One common complaint about Wuthering Heights, which I have always found strange, is that the characters are all detestable. True, but it doesn’t bother me. When I read a novel, only two things matter:
- 1/ Are the characters well-delineated? Are they alive (within the world of the novel)?
- 2/ Is the author good at what she’s doing—what she has set out to do? Do I like the author?
The characters of Wuthering Heights, generally speaking, are various shades of unpleasantness, but they’re very much alive. They feel, they love, they hate, they change and grow.
Now when I reread Wuthering Heights, I love it even more as I see things previously missed, and see the characters differently. Nelly Dean is no longer a sane, sensible, trustworthy housekeeper—she is judgemental, manipulative, unreliable—she takes part in the bullying of Heathcliff as a child, meddles in others’ affairs, causes the rift between Heathcliff and Catherine, provokes Catherine in front of Edgar Linton, neglects Cathy in Edgar Linton’s absence (and gives her the chance to sneak off to Wuthering Heights), and so on. Heathcliff is one of the most brutal and vengeful characters in fiction and perhaps there’s always been some savagery in him, but at the same time Emily Bronte lets us see what years of prejudice, hate, and injustice do to a person—as Shakespeare does with the character of Shylock—and part of the art of Wuthering Heights is in the depiction of a villainous character from the perspective of someone who dislikes and despises him from the start and perhaps has contributed to that villainy. I think there’s also some envy in that hostility, as Heathcliff is an outsider brought into the house and getting preferential treatment from Mr Earnshaw, whereas Nelly Dean is a servant and forever a servant.

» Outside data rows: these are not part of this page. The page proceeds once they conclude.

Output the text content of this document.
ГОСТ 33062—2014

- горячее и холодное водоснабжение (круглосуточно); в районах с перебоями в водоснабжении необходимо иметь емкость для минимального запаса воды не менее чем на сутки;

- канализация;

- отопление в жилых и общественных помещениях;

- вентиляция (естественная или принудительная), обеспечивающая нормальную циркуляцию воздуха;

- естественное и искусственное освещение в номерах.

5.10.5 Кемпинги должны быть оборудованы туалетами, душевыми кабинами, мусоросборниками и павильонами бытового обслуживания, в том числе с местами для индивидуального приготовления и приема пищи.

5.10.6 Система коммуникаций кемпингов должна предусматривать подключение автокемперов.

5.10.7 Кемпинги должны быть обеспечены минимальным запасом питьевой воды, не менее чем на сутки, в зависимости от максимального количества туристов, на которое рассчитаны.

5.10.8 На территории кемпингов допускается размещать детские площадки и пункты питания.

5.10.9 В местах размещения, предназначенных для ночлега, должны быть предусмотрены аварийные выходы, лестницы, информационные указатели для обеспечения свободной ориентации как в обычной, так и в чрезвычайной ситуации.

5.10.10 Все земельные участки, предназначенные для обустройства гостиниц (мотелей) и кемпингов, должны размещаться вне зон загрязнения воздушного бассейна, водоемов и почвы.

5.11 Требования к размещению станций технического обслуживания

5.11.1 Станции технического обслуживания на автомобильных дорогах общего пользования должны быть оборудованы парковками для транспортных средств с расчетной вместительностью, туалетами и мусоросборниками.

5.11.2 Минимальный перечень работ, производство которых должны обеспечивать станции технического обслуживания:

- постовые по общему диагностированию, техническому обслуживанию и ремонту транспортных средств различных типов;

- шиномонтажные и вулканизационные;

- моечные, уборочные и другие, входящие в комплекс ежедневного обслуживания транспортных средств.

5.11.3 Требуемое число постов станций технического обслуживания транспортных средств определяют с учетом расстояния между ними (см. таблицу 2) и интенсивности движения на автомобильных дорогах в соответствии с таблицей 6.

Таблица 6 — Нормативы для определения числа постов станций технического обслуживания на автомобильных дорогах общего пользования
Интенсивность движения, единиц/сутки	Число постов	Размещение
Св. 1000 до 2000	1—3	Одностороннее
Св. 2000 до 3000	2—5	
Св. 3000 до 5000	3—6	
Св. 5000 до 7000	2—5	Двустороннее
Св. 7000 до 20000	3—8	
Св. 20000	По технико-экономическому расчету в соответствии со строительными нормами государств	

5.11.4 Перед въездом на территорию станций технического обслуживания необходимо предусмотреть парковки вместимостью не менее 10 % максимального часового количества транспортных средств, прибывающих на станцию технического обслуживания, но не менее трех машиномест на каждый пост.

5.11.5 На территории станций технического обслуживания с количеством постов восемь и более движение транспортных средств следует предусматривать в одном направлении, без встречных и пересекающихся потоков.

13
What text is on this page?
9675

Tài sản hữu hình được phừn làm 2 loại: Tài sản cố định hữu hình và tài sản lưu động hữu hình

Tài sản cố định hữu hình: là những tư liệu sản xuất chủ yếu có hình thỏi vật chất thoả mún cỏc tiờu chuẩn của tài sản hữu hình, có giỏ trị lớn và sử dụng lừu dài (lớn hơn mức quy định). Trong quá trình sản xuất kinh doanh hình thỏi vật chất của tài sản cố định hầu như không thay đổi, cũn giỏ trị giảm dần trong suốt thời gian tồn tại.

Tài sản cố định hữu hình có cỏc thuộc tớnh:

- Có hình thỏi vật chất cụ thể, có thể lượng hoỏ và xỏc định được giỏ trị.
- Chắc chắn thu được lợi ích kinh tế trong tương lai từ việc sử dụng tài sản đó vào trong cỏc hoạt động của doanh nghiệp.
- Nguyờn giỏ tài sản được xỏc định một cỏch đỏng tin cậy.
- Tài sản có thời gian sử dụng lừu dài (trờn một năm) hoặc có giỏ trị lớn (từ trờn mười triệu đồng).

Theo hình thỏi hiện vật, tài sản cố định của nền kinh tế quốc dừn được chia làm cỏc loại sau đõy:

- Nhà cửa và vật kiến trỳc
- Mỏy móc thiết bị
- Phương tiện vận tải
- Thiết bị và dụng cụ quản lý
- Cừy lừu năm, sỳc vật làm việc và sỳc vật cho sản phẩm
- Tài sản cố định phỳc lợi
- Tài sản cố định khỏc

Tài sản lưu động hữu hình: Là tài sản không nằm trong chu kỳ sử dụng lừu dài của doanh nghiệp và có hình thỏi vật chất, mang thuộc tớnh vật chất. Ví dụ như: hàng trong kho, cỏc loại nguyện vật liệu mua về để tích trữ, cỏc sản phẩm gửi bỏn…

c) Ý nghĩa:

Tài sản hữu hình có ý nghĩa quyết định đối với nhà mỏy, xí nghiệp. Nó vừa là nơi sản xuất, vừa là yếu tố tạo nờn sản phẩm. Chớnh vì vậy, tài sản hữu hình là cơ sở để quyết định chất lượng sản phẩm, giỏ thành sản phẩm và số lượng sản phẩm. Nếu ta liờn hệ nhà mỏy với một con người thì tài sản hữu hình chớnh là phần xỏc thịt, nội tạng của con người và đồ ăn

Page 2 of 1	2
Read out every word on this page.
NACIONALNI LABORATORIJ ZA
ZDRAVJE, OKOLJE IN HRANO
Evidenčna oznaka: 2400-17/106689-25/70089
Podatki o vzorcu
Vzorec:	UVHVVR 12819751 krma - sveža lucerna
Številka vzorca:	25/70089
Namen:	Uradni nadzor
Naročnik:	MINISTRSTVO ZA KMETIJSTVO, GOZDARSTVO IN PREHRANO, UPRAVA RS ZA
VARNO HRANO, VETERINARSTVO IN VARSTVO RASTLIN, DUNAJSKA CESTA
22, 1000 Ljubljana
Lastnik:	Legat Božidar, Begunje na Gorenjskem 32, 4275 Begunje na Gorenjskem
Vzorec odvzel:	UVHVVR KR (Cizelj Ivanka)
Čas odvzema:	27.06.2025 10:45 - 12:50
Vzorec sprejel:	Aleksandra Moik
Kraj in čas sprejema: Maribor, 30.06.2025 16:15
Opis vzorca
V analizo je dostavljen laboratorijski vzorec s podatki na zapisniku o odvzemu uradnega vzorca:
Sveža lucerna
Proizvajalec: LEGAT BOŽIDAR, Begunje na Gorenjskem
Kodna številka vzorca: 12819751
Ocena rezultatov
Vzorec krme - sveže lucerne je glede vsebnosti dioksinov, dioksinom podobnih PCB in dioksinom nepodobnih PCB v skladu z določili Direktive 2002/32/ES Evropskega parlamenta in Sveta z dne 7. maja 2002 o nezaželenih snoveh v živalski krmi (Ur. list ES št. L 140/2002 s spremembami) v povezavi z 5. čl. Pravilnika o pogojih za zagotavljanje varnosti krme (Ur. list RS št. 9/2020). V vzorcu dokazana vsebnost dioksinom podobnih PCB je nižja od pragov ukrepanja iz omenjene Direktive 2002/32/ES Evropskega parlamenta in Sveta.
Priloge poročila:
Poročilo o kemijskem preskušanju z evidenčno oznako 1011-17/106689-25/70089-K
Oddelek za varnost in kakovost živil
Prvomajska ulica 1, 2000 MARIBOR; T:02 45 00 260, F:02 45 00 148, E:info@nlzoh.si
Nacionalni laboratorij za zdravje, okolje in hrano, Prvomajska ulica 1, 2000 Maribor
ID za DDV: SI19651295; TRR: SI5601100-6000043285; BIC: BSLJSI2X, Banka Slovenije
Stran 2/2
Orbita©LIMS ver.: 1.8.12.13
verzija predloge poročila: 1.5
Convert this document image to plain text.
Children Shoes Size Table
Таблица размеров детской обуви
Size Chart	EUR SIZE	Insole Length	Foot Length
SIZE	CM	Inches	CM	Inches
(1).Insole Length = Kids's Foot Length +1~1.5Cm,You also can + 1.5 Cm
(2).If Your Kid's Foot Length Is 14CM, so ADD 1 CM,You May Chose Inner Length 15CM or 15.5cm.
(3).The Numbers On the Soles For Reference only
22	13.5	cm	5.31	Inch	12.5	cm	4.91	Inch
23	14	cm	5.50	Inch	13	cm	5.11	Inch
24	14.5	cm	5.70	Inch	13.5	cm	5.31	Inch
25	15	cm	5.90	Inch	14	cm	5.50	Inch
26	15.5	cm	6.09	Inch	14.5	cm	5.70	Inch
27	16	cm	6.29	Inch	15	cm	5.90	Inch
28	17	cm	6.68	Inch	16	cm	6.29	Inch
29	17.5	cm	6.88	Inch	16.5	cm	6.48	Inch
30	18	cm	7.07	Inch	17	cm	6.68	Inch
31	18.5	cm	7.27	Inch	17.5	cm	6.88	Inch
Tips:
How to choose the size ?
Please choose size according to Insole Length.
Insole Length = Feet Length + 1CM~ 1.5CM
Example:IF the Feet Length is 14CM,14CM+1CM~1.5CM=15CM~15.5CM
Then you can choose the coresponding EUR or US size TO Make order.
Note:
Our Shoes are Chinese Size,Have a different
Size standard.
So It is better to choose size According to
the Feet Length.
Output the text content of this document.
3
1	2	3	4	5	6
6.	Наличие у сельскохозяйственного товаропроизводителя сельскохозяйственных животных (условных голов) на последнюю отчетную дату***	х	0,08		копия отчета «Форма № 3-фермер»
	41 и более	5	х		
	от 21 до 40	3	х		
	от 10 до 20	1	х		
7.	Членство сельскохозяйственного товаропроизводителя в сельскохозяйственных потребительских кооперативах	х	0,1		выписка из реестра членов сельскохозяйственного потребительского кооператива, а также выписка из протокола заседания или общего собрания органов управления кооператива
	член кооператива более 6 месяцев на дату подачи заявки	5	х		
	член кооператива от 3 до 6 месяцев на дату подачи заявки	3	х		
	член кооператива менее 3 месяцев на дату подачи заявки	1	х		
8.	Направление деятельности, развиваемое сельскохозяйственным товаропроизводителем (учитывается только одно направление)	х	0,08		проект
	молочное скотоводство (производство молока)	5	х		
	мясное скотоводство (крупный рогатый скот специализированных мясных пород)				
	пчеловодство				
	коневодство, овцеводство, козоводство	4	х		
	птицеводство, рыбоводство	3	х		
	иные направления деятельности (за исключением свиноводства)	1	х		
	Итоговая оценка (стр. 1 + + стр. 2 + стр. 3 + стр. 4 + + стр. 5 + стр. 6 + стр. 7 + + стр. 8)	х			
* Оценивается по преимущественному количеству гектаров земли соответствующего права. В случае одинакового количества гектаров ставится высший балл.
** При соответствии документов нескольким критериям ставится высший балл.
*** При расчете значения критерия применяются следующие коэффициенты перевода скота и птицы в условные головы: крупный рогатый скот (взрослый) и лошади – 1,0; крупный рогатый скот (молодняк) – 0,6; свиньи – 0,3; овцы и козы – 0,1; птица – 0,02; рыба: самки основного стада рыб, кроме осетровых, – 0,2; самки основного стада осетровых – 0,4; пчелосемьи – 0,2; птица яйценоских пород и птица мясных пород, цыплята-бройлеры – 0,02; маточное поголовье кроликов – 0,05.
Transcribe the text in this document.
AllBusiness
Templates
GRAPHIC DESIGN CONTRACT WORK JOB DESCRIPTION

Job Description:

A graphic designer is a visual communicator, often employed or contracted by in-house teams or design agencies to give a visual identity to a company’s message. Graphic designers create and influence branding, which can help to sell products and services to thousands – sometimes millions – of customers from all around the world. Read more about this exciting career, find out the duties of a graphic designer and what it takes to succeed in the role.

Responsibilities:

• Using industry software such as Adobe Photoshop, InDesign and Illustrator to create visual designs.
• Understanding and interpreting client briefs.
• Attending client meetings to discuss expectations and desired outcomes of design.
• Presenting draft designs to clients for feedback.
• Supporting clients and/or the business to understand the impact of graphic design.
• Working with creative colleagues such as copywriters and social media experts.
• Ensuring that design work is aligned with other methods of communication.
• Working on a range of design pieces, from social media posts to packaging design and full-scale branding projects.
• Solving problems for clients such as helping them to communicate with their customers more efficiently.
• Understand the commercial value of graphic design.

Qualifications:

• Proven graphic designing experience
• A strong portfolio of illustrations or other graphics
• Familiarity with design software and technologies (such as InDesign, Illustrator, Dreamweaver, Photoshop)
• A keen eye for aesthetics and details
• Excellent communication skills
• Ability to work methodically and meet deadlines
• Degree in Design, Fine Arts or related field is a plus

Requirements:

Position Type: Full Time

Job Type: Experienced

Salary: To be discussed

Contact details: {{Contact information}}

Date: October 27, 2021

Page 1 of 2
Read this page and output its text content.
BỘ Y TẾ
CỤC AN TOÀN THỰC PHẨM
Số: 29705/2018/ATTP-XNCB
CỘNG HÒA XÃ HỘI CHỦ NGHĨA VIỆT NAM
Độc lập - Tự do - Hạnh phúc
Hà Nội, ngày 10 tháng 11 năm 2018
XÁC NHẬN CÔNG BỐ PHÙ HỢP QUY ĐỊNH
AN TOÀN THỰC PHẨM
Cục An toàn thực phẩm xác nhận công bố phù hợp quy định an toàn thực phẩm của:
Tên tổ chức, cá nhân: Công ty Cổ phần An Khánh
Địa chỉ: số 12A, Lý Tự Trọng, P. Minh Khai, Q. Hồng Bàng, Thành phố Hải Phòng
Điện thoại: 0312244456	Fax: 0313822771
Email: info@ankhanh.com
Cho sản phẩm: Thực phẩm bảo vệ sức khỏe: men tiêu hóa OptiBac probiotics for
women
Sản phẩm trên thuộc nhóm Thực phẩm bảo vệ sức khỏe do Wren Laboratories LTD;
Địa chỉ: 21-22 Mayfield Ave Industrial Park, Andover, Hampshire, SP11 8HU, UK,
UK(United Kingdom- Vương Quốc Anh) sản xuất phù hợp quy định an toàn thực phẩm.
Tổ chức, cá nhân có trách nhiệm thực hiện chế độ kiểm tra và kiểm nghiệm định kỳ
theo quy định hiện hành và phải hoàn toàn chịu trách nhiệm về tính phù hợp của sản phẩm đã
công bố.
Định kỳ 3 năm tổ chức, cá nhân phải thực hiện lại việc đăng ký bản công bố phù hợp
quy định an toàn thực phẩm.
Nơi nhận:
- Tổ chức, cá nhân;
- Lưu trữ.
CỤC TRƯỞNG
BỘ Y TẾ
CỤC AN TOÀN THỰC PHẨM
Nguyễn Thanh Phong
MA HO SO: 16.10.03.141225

I also see Hindley Earnshaw differently. He has treated Heathcliff abominably, he has been a bully, but is his hatred of Heathcliff not understandable? From the start, the appearance of Heathcliff in the house goes together with the present he wanted that got broken. The new boy, with unknown parentage, also usurps his place and gets special treatment from his father. It is no wonder that Hindley is angry for years, and puts Heathcliff “in his place” after the death of Mr Earnshaw. As he becomes self-destructive after the loss of his life and drinks himself to death, neglecting his own son, I can’t help seeing him as a tragic figure.
Linton Heathcliff is another character that I now see differently.
“I divined, from this account, that utter lack of sympathy had rendered young Heathcliff selfish and disagreeable, if he were not so originally; and my interest in him, consequently, decayed: though still I was moved with a sense of grief at his lot, and a wish that he had been left with us.” (ch.21)
I remember last time feeling irritated by his peevishness, pettiness, and self-absorption, and disliking his contemptuous attitude towards Hareton Earnshaw.
“… the boy finding animation enough while discussing Hareton’s faults and deficiencies, and relating anecdotes of his goings on; and the girl relishing his pert and spiteful sayings, without considering the ill-nature they evinced. I began to dislike, more than to compassionate Linton, and to excuse his father in some measure for holding him cheap.” (ibid.)
But this time I just feel sorry for Linton, so ill and weak, so cruelly used by his own father. So bent on revenge, Heathcliff has no love or concern for anyone else, bullying his own son and calling Linton “a pitiful, shuffling, worthless thing”.
“Linton here started from his slumber in bewildered terror, and asked if any one had called his name.
“No,” said Catherine; “unless in dreams. I cannot conceive how you manage to doze out of doors, in the morning.”
“I thought I heard my father,” he gasped, glancing up to the frowning nab above us. “You are sure nobody spoke?”” (ch.26)
Why did I, in my first reading, not notice how pathetic and terrified he was?
This is a masterful novel. Emily Bronte is a great writer, I love her prose, and I suppose one of the reasons I like her is that, even though she depicts some selfish and terrible characters, hers is not a bleak, misanthropic view of humanity: Wuthering Heights is about the cycle of hate and violence, but love and compassion break that cycle.